Impôt sur le revenu - En matière fiscale, l’avantage en nature logement des dirigeants doit toujours être évalué au réel (pour plus de détails, voir Dirigeants d’entreprise*).


Si le dirigeant est en mesure de justifier du cumul de son mandat social avec un contrat de travail, l’avantage en nature peut être évalué au forfait. Cependant, pour l’application du barème, il faut ici tenir compte de l’ensemble de la rémunération, servie tant au titre du contrat de travail que du mandat social, dès lors, en effet, que la concession du logement se rapporte indistinctement à l’ensemble des fonctions dirigeantes et salariées (BOFiP-RSA-BASE-20-20-§ 210-01/08/2016).

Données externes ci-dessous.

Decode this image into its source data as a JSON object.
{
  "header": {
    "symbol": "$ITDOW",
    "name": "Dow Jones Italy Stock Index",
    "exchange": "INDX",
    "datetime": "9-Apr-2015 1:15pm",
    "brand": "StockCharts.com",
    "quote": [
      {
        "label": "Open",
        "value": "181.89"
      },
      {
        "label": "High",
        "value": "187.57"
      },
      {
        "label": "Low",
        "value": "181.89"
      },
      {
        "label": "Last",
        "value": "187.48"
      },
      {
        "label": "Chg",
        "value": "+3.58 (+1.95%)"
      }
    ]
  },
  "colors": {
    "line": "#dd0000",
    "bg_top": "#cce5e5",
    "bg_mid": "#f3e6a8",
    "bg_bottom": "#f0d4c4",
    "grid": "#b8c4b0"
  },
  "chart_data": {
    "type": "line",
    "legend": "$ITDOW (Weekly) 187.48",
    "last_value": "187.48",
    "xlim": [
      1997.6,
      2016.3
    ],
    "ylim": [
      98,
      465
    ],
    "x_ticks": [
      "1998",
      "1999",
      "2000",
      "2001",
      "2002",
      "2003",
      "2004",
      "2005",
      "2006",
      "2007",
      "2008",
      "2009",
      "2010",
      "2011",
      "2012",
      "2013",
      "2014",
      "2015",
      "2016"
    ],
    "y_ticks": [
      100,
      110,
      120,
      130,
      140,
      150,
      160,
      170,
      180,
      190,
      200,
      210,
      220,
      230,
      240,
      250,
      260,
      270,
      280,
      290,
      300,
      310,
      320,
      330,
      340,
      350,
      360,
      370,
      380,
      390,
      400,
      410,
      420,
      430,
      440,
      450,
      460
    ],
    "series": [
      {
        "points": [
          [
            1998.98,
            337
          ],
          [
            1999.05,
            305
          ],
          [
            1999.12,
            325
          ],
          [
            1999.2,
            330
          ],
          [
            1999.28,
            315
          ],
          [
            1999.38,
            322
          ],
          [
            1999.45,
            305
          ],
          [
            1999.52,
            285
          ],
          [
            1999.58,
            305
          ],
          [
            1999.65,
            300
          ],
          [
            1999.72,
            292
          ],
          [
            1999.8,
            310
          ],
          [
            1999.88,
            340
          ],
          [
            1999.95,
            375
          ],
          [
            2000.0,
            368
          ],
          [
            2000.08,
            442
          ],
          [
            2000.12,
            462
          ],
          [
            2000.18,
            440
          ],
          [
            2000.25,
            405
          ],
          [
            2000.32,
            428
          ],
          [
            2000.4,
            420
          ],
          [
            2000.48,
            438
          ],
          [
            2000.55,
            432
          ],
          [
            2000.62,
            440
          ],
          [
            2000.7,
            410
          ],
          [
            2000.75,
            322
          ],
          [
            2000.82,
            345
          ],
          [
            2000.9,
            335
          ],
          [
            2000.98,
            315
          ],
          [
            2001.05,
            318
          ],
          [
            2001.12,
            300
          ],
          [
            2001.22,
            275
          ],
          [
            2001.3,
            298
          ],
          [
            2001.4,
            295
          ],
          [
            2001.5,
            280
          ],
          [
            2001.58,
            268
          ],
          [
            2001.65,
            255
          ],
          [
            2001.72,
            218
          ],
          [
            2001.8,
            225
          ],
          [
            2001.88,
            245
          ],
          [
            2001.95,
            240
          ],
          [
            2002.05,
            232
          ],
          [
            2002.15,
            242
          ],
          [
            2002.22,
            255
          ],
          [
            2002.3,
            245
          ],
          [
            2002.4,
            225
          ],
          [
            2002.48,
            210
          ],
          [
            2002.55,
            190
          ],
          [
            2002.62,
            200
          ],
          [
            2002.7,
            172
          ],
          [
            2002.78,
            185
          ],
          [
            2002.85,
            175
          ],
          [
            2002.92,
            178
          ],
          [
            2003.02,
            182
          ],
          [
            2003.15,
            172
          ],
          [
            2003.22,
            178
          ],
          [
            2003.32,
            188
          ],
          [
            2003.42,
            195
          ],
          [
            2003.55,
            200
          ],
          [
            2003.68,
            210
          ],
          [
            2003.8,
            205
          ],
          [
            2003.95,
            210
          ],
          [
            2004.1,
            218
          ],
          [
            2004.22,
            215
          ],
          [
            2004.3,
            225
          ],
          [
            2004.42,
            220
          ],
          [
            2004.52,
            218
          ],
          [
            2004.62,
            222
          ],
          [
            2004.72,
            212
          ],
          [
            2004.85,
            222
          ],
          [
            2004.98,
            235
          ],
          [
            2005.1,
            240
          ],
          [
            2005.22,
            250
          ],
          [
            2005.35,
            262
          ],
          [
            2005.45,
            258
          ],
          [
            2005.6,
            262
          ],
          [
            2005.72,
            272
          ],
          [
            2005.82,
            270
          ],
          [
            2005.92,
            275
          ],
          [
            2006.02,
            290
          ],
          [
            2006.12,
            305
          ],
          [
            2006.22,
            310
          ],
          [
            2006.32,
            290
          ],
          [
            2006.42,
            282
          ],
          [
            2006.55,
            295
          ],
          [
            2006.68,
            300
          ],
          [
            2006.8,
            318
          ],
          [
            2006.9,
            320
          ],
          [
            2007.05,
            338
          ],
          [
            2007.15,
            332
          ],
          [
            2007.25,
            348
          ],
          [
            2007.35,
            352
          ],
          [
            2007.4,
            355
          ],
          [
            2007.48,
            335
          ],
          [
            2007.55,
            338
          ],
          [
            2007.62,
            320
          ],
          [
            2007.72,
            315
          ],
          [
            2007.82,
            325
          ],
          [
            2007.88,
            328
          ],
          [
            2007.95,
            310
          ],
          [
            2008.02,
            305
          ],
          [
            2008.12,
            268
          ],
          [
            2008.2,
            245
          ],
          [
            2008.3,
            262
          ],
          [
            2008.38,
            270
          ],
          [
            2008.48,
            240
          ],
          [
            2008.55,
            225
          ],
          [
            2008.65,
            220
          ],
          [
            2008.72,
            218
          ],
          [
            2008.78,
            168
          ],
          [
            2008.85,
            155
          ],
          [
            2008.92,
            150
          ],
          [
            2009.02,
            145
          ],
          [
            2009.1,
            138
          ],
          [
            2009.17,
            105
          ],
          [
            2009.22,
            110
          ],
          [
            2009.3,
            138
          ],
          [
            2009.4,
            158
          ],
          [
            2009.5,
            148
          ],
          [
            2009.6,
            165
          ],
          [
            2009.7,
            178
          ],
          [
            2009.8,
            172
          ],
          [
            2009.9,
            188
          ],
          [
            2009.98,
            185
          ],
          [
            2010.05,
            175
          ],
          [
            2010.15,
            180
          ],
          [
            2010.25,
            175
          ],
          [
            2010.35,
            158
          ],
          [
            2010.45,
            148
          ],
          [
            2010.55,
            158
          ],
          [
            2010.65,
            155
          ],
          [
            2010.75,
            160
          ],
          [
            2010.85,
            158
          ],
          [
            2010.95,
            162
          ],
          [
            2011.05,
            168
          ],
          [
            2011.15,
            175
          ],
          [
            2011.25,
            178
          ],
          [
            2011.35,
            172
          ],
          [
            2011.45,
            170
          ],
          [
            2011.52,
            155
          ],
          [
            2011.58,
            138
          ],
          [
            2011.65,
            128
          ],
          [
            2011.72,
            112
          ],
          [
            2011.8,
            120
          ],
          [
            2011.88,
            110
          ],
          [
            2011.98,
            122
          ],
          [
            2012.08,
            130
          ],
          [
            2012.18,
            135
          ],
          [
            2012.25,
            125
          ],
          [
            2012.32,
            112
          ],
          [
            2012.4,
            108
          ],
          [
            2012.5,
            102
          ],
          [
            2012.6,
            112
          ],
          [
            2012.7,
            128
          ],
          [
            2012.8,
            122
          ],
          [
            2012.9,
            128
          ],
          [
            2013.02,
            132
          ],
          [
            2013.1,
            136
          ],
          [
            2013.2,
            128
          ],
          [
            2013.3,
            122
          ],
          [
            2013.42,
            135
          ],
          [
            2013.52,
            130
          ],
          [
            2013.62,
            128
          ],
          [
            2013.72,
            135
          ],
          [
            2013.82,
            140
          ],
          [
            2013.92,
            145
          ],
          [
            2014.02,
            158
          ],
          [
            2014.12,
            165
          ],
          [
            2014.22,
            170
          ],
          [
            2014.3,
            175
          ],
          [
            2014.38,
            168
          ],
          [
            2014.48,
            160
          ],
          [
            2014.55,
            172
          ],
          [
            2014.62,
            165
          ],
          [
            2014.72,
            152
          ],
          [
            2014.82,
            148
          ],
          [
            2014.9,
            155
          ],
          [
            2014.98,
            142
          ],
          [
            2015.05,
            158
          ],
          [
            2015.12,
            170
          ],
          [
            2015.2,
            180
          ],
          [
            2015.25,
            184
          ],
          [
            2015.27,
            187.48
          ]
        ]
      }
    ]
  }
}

Les dirigeants concernés par cette possibilité d’évaluation forfaitaire sont les gérants minoritaires ou égalitaires de SARL ou de sociétés d’exercice libéral à responsabilité limitée (SELARL), les présidents-directeurs et directeurs généraux de SA et de sociétés d’exercice libéral à forme anonyme (SELAFA) et les présidents et dirigeants de sociétés par actions simplifiées (SAS), sous réserve qu’il y ait cumul « valable » avec un contrat de travail.


Évaluation pour le respect du SMIC


À défaut d’évaluation prévue par convention ou accord collectif de travail, l’avantage en nature logement est pris en compte à hauteur de 0,02 € par jour (soit 0,02 × 30 = 0,60 € par mois) pour déterminer la rémunération minimale en espèces à verser au salarié et vérifier le respect du SMIC* (c. trav. art. D. 3231-11).


Sort du logement en cas d’arrêt maladie

Le logement attribué gratuitement à un salarié pour l’exercice de ses fonctions, qui est l’accessoire de son contrat de travail et dont il bénéficie dans sa vie personnelle, ne peut ni être retiré ni donner lieu au versement d’un loyer pendant une période de suspension du contrat de travail pour maladie (cass. soc. 26 janvier 2011, n° 09-43193, BC V n° 32).

À notre sens, la seule redevance qui pourrait incomber au salarié est la participation financière qui aurait été prévue dès l’origine pour les périodes travaillées ou non travaillées.

Références :

c. trav. art. D. 3231-11 ; arrêté du 10 décembre 2002, JO du 27 ; circ. DSS/SDFSS/5B 2005-523 du 24 novembre 2005 ; circ. DSS/SDFSS/5B 2005-389 du 19 août 2005 ; circ. DSS/SDFSS/5B 2003-7 du 7 janvier 2003 ; BOFiP- RSA-BASE-20-20-§§ 120 à 210-01/08/2016.